2pSP4. Proper time-frequency distributions for speech.

Les E. Atlas

James W. Pitton

Patrick J. Loughlin

Dept. of Elec. Eng., FT-10, Univ. of Washington, Seattle, WA 98195

The usual representations that are used for speech involve sliding windows across the signal in time and doing Fourier or other analysis on this windowed signal. However, this approach is inconsistent with the notion of a proper distribution. A proper distribution is defined to have the usual properties of a joint probability density function and it has been shown that proper time-frequency distributions exist for speech [Loughlin et al., Proc. ICASSP, V-125--V-128 (1992)]. The most obvious difference of these new distributions is the improved simultaneous resolution in time and frequency. However, this advantage may not be useful for speech recognition and some other advantages could be utilized.

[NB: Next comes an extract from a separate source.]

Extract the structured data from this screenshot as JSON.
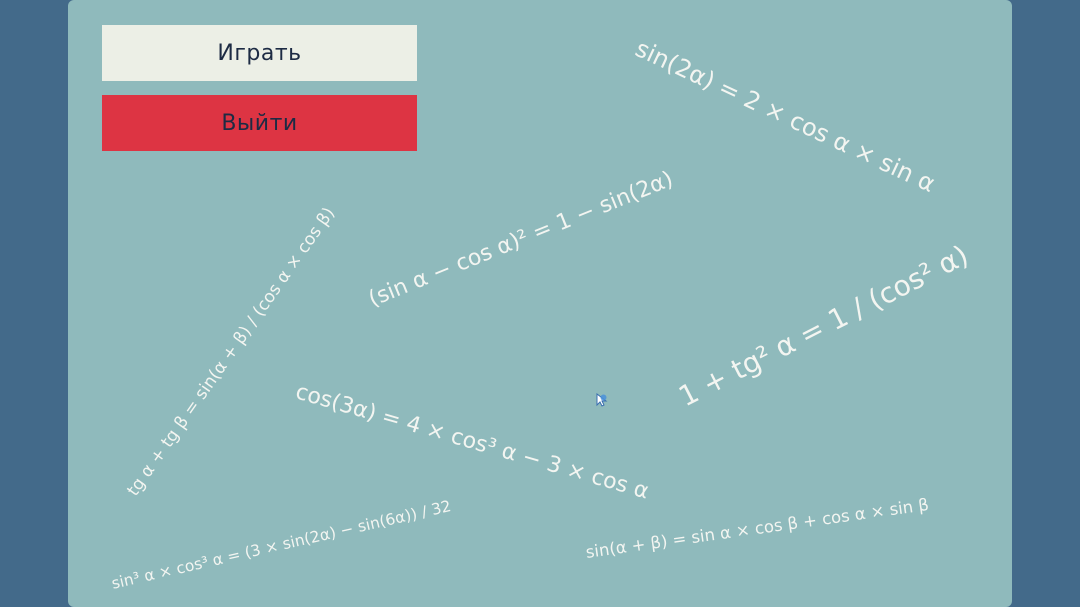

For example, the signal-dependent kernel of a proper distribution may be insensitive to changes in room acoustics and could also effectively normalize out differences in vocal tract length. Also, a proper distribution's representation of a periodically excited, time-varying resonator is quite different than that of a spectrogram's, and new features with greater pertinence for auditory modeling may be apparent. [Work supported by Boeing and the Washington Technology Center.]